A further finding is that idiom interpretation can be effectively modeled as a semantic retrieval task. This introduces interpretability as a complementary benchmark dimension, crucial for organizations that require LLMs to be not only performant but also transparent and understandable. For companies evaluating LLM deployment on-premise, a model's ability to precisely handle linguistic nuances, such as idioms, is a critical factor. A benchmark like IdiomX helps validate the robustness of models that might be used in environments where data sovereignty and infrastructure control are paramount, ensuring that even self-hosted models can offer high-level linguistic performance.

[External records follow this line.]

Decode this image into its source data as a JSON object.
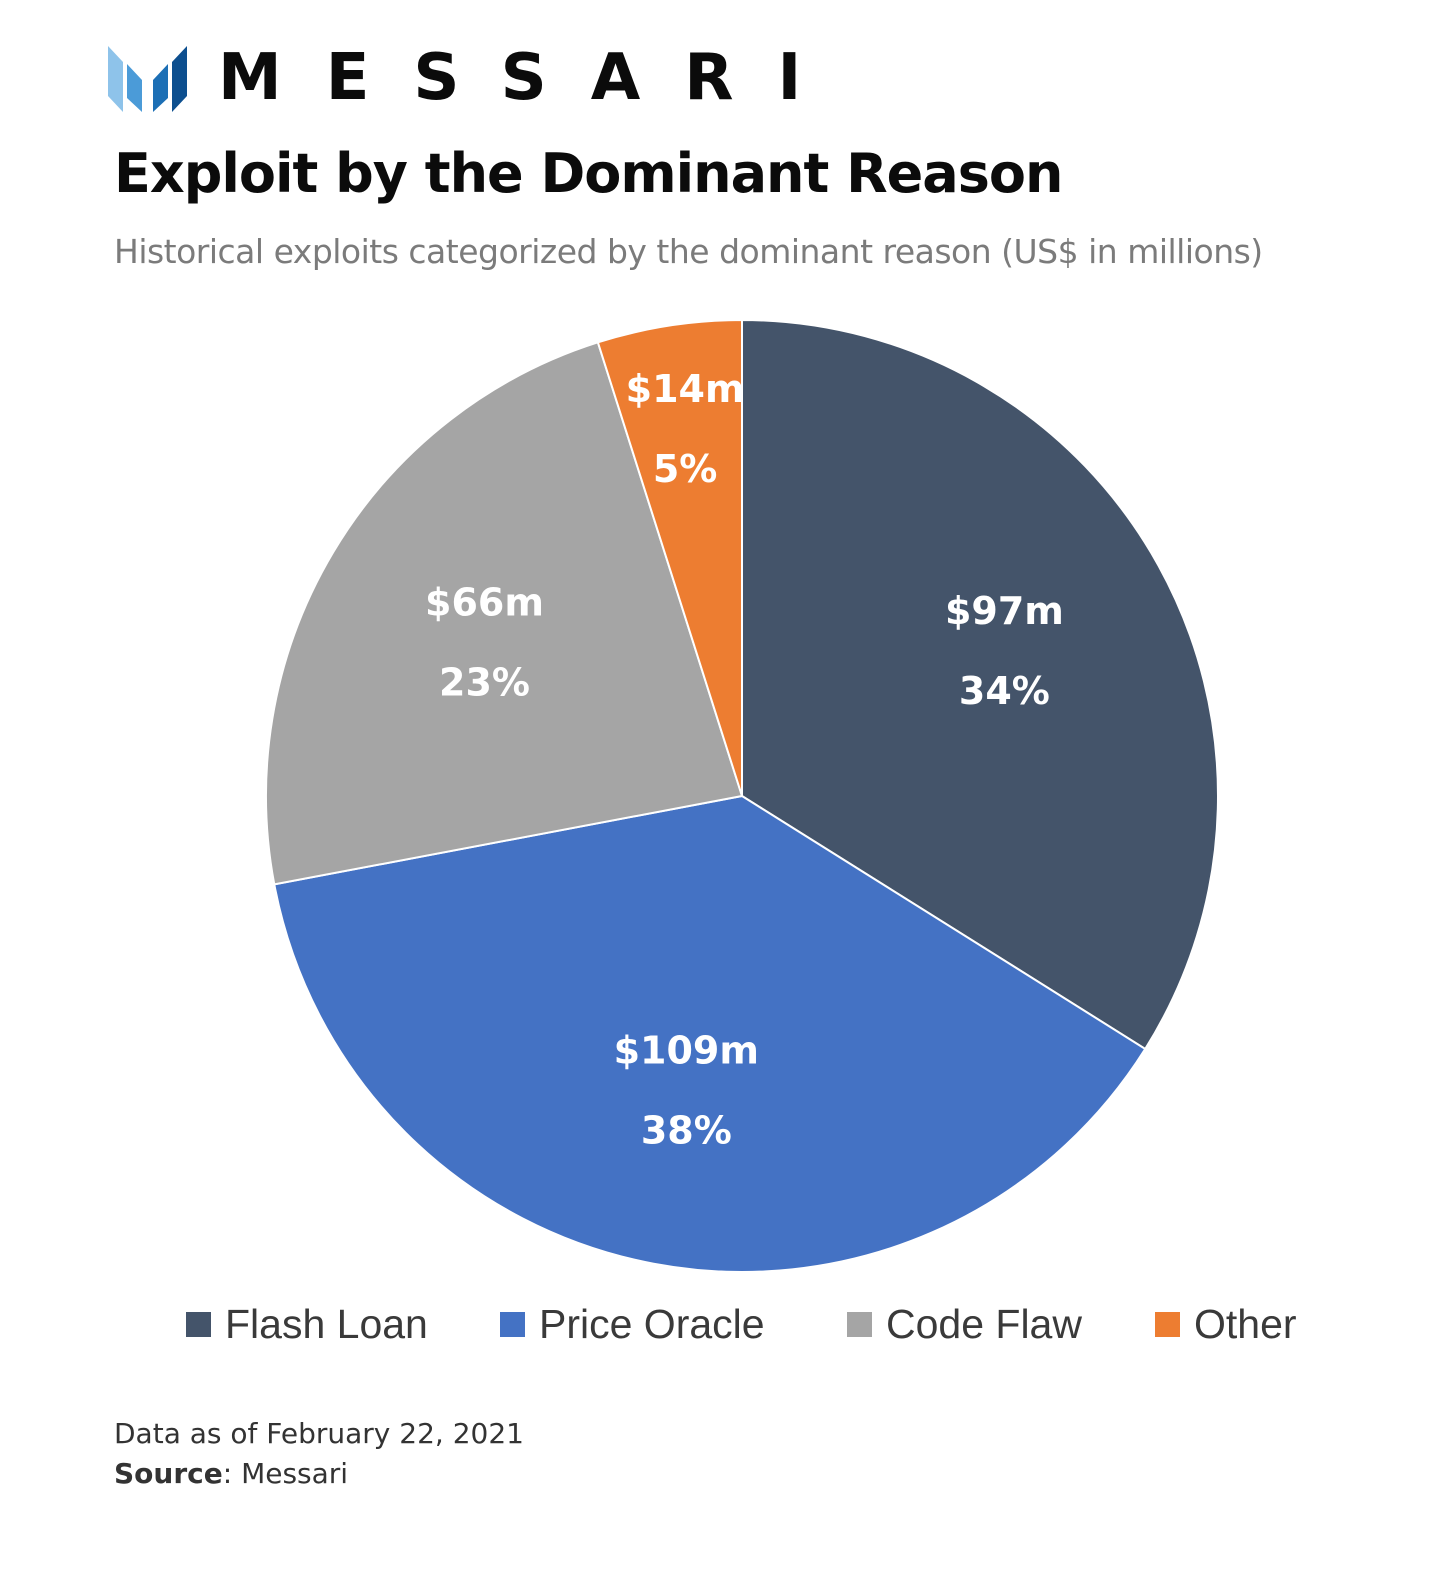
{
  "brand": {
    "name": "MESSARI",
    "colors": [
      "#8ec3ea",
      "#4b9bd8",
      "#1c6fb5",
      "#0d4f8f"
    ]
  },
  "chart_data": {
    "type": "pie",
    "title": "Exploit by the Dominant Reason",
    "subtitle": "Historical exploits categorized by the dominant reason (US$ in millions)",
    "unit": "US$ in millions",
    "slices": [
      {
        "name": "Flash Loan",
        "value": 97,
        "percent": 34,
        "value_label": "$97m",
        "percent_label": "34%",
        "color": "#44546a"
      },
      {
        "name": "Price Oracle",
        "value": 109,
        "percent": 38,
        "value_label": "$109m",
        "percent_label": "38%",
        "color": "#4472c4"
      },
      {
        "name": "Code Flaw",
        "value": 66,
        "percent": 23,
        "value_label": "$66m",
        "percent_label": "23%",
        "color": "#a5a5a5"
      },
      {
        "name": "Other",
        "value": 14,
        "percent": 5,
        "value_label": "$14m",
        "percent_label": "5%",
        "color": "#ed7d31"
      }
    ],
    "start_angle": "12 o'clock, clockwise",
    "legend_position": "bottom"
  },
  "footnote": {
    "date_text": "Data as of February 22, 2021",
    "source_label": "Source",
    "source_value": "Messari"
  }
}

Future Prospects and Framework Scalability

Overall, IdiomX stands as a scalable and valuable benchmark for the study of idiomatic language, charting a path from simple detection to semantic interpretation. Its modular framework is designed to be extensible, allowing for the addition of further languages and figurative reasoning tasks. This flexibility makes it an adaptable tool for future research and development in the field of LLMs.

The adoption of such detailed benchmarks is crucial for organizations investing in advanced AI solutions. Ensuring that Large Language Models, especially those intended for on-premise deployment or in air-gapped environments, can understand and generate natural language with all its complexities, including idioms, is essential for the success of critical enterprise applications. IdiomX provides a solid foundation for evaluating and improving these capabilities, supporting the creation of more sophisticated and reliable LLMs.